Monday, April 01, 2024

HHS OCR to Teaching Hospitals & Medical Schools: Get Written Consent for Sensitive, Intimate Exams

In a letter sent out today, the Office of Civil Rights informed teaching hospitals and medical schools that it has prepared a clarification of HHS's Conditions of Participation. Here's the bottom line:

Recent articles in both the mainstream media as well as medical and scientific literature have brought public attention to the traditional practice of allowing practitioners or supervised medical, advanced practice provider, or other applicable students to perform pelvic and other invasive examinations on patients who are under anesthesia. With this attention, patient advocates, physicians, and the students themselves have expressed concern about whether patients, especially anesthetized patients, have been sufficiently informed about this practice and whether their full consent was obtained before these educational exams were performed. 

[My additional note: Anyone who has spent time with third- and fourth-year medical students is likely to have heard about unconsented-to pelvic exams performed on unconscious patients for training purposes.] 

While CMS recognizes that these patient exams are often conducted as part of the vital skills clinical students must obtain during their training and education, we also firmly believe that patients have the right to make informed decisions on the healthcare services they receive so that they can give their full consent for those services including any training- and education-related examinations that may be performed in addition to any treatments or procedure that they expect to receive, especially if those patients will be under anesthesia at the time.  

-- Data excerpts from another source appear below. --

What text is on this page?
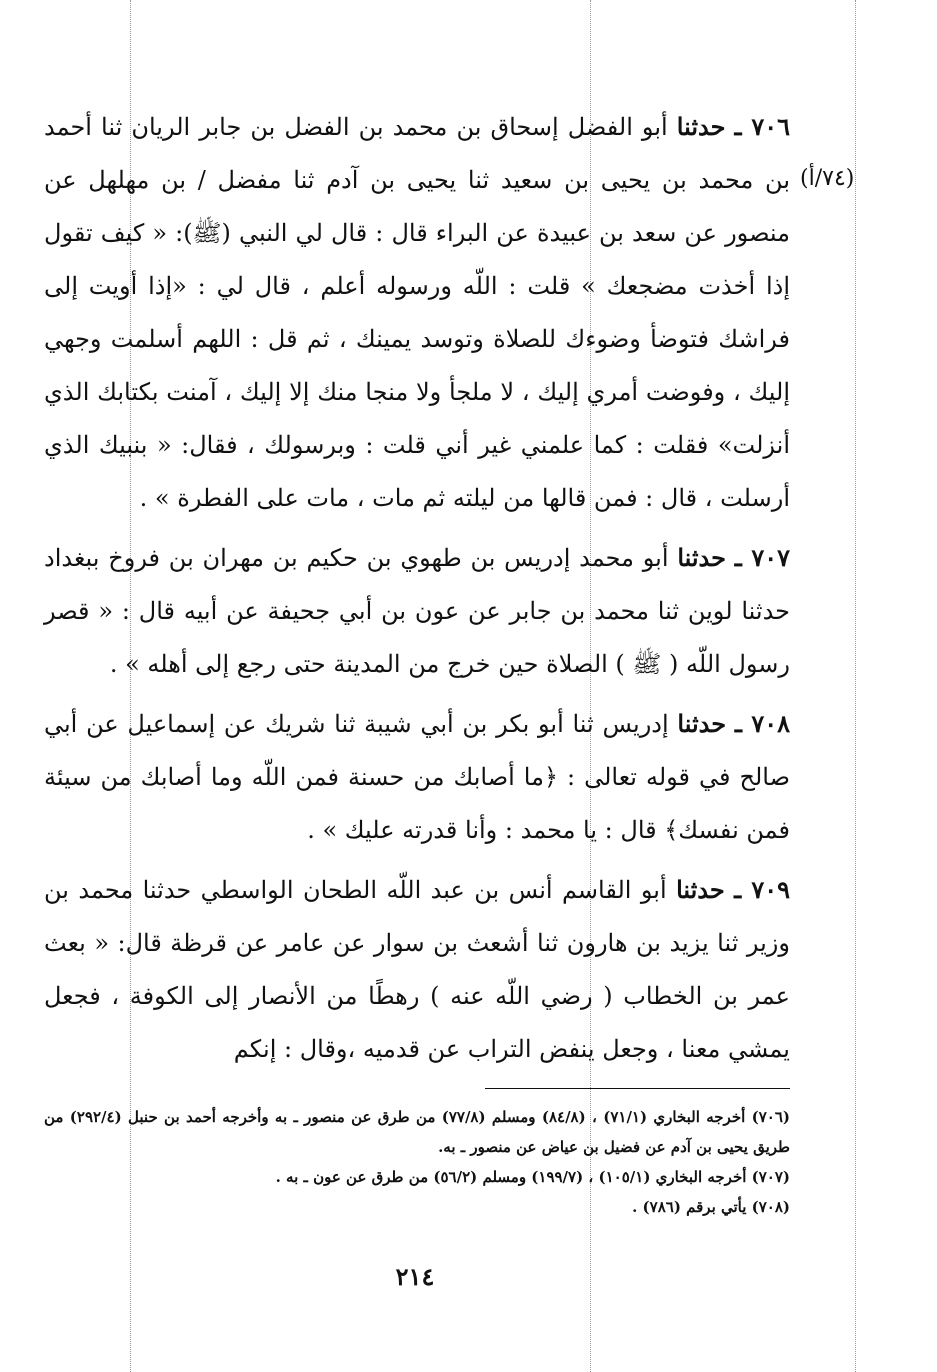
(٧٤/أ)

٧٠٦ ـ حدثنا أبو الفضل إسحاق بن محمد بن الفضل بن جابر الريان ثنا أحمد بن محمد بن يحيى بن سعيد ثنا يحيى بن آدم ثنا مفضل / بن مهلهل عن منصور عن سعد بن عبيدة عن البراء قال : قال لي النبي (ﷺ): « كيف تقول إذا أخذت مضجعك » قلت : اللّه ورسوله أعلم ، قال لي : «إذا أويت إلى فراشك فتوضأ وضوءك للصلاة وتوسد يمينك ، ثم قل : اللهم أسلمت وجهي إليك ، وفوضت أمري إليك ، لا ملجأ ولا منجا منك إلا إليك ، آمنت بكتابك الذي أنزلت» فقلت : كما علمني غير أني قلت : وبرسولك ، فقال: « بنبيك الذي أرسلت ، قال : فمن قالها من ليلته ثم مات ، مات على الفطرة » .

٧٠٧ ـ حدثنا أبو محمد إدريس بن طهوي بن حكيم بن مهران بن فروخ ببغداد حدثنا لوين ثنا محمد بن جابر عن عون بن أبي جحيفة عن أبيه قال : « قصر رسول اللّه ( ﷺ ) الصلاة حين خرج من المدينة حتى رجع إلى أهله » .

٧٠٨ ـ حدثنا إدريس ثنا أبو بكر بن أبي شيبة ثنا شريك عن إسماعيل عن أبي صالح في قوله تعالى : ﴿ما أصابك من حسنة فمن اللّه وما أصابك من سيئة فمن نفسك﴾ قال : يا محمد : وأنا قدرته عليك » .

٧٠٩ ـ حدثنا أبو القاسم أنس بن عبد اللّه الطحان الواسطي حدثنا محمد بن وزير ثنا يزيد بن هارون ثنا أشعث بن سوار عن عامر عن قرظة قال: « بعث عمر بن الخطاب ( رضي اللّه عنه ) رهطًا من الأنصار إلى الكوفة ، فجعل يمشي معنا ، وجعل ينفض التراب عن قدميه ،وقال : إنكم

(٧٠٦) أخرجه البخاري (٧١/١) ، (٨٤/٨) ومسلم (٧٧/٨) من طرق عن منصور ـ به وأخرجه أحمد بن حنبل (٢٩٢/٤) من طريق يحيى بن آدم عن فضيل بن عياض عن منصور ـ به.

(٧٠٧) أخرجه البخاري (١٠٥/١) ، (١٩٩/٧) ومسلم (٥٦/٢) من طرق عن عون ـ به .

(٧٠٨) يأتي برقم (٧٨٦) .

٢١٤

Therefore, we are revising our interpretive guidance in the State Operations Manual (SOM), Appendix A for hospitals at tag A-0955, to include under the example of a properly executed and well-designed informed consent form, as well as the hospital’s policy and process for informed consent, the following elements (in addition to those outlined above) [new guidance in italics]:  

Whether physicians other than the operating practitioner, including, but not limited to, residents, medical, advanced practice provider (such as nurse practitioners and physician assistants), and other applicable students, will be performing important tasks related to the surgery, or examinations or invasive procedures for educational and training purposes, in accordance with the hospital’s policies. Important surgical tasks include: opening and closing, dissecting tissue, removing tissue, harvesting grafts, transplanting tissue, administering anesthesia, implanting devices, and placing invasive lines. Examinations or invasive procedures conducted for educational and training purposes include, but are not limited to, breast, pelvic, prostate, and rectal examinations, as well as others specified under state law. 

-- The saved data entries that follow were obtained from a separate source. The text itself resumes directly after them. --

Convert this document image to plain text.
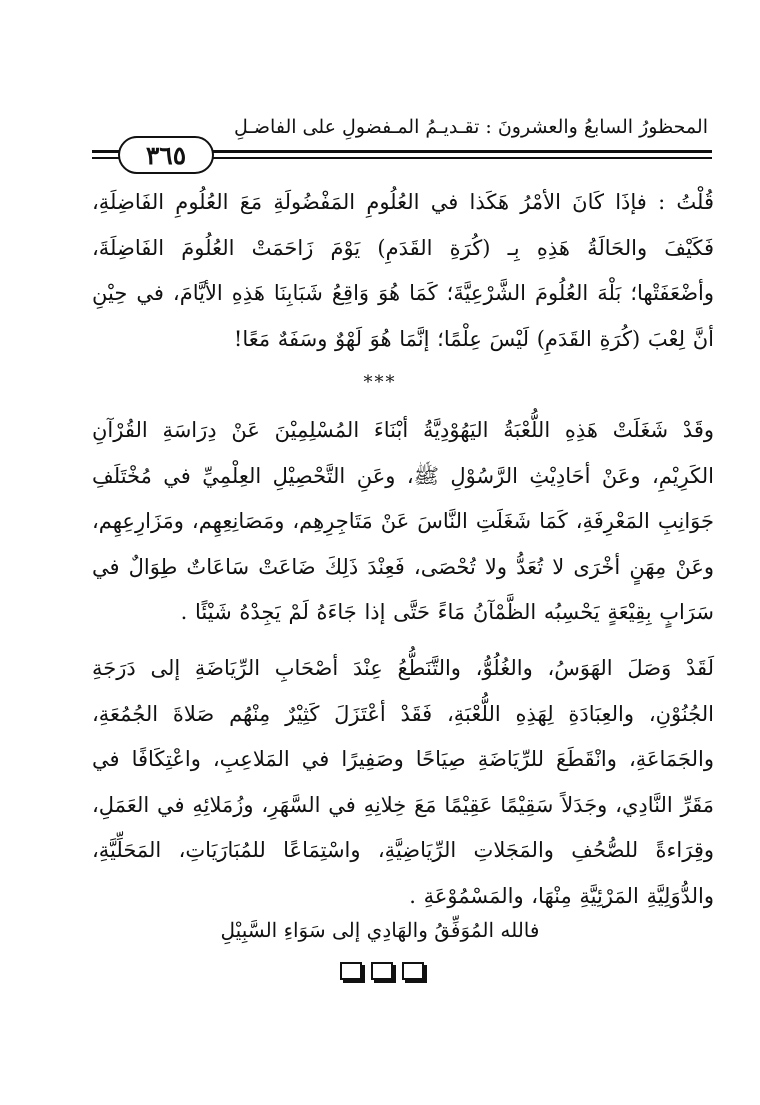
المحظورُ السابعُ والعشرونَ : تقـديـمُ المـفضولِ على الفاضـلِ
٣٦٥

قُلْتُ : فإذَا كَانَ الأمْرُ هَكَذا في العُلُومِ المَفْضُولَةِ مَعَ العُلُومِ الفَاضِلَةِ، فَكَيْفَ والحَالَةُ هَذِهِ بِـ (كُرَةِ القَدَمِ) يَوْمَ زَاحَمَتْ العُلُومَ الفَاضِلَةَ، وأضْعَفَتْها؛ بَلْهَ العُلُومَ الشَّرْعِيَّةَ؛ كَمَا هُوَ وَاقِعُ شَبَابِنَا هَذِهِ الأيَّامَ، في حِيْنِ أنَّ لِعْبَ (كُرَةِ القَدَمِ) لَيْسَ عِلْمًا؛ إنَّمَا هُوَ لَهْوٌ وسَفَهٌ مَعًا!

***

وقَدْ شَغَلَتْ هَذِهِ اللُّعْبَةُ اليَهُوْدِيَّةُ أبْنَاءَ المُسْلِمِيْنَ عَنْ دِرَاسَةِ القُرْآنِ الكَرِيْمِ، وعَنْ أحَادِيْثِ الرَّسُوْلِ ﷺ، وعَنِ التَّحْصِيْلِ العِلْمِيِّ في مُخْتَلَفِ جَوَانِبِ المَعْرِفَةِ، كَمَا شَغَلَتِ النَّاسَ عَنْ مَتَاجِرِهِم، ومَصَانِعِهِم، ومَزَارِعِهِم، وعَنْ مِهَنٍ أخْرَى لا تُعَدُّ ولا تُحْصَى، فَعِنْدَ ذَلِكَ ضَاعَتْ سَاعَاتٌ طِوَالٌ في سَرَابٍ بِقِيْعَةٍ يَحْسِبُه الظَّمْآنُ مَاءً حَتَّى إذا جَاءَهُ لَمْ يَجِدْهُ شَيْئًا .

لَقَدْ وَصَلَ الهَوَسُ، والغُلُوُّ، والتَّنَطُّعُ عِنْدَ أصْحَابِ الرِّيَاضَةِ إلى دَرَجَةِ الجُنُوْنِ، والعِبَادَةِ لِهَذِهِ اللُّعْبَةِ، فَقَدْ أعْتَزَلَ كَثِيْرٌ مِنْهُم صَلاةَ الجُمُعَةِ، والجَمَاعَةِ، وانْقَطَعَ للرِّيَاضَةِ صِيَاحًا وصَفِيرًا في المَلاعِبِ، واعْتِكَافًا في مَقَرِّ النَّادِي، وجَدَلاً سَقِيْمًا عَقِيْمًا مَعَ خِلانِهِ في السَّهَرِ، وزُمَلائِهِ في العَمَلِ، وقِرَاءةً للصُّحُفِ والمَجَلاتِ الرِّيَاضِيَّةِ، واسْتِمَاعًا للمُبَارَيَاتِ، المَحَلِّيَّةِ، والدُّوَلِيَّةِ المَرْئِيَّةِ مِنْهَا، والمَسْمُوْعَةِ .

فالله المُوَفِّقُ والهَادِي إلى سَوَاءِ السَّبِيْلِ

While CMS understands that the performance of such examinations has been necessary for teaching medical and other students critical clinical examination skills, we believe that patient permission for these exams is an essential part of the informed consent process for hospitals, and necessary for compliance with the informed consent requirements in the CMS hospital CoPs. [Footnotes omitted.]

Practice pointer: Tell the student/trainee about the informed-consent process that preceded the training session. I've been told by more than one attending physician that the patient's consent was obtained before the training session. If nothing is said to the student/trainee, they may conclude (erroneously) that the patient's consent wasn't obtained.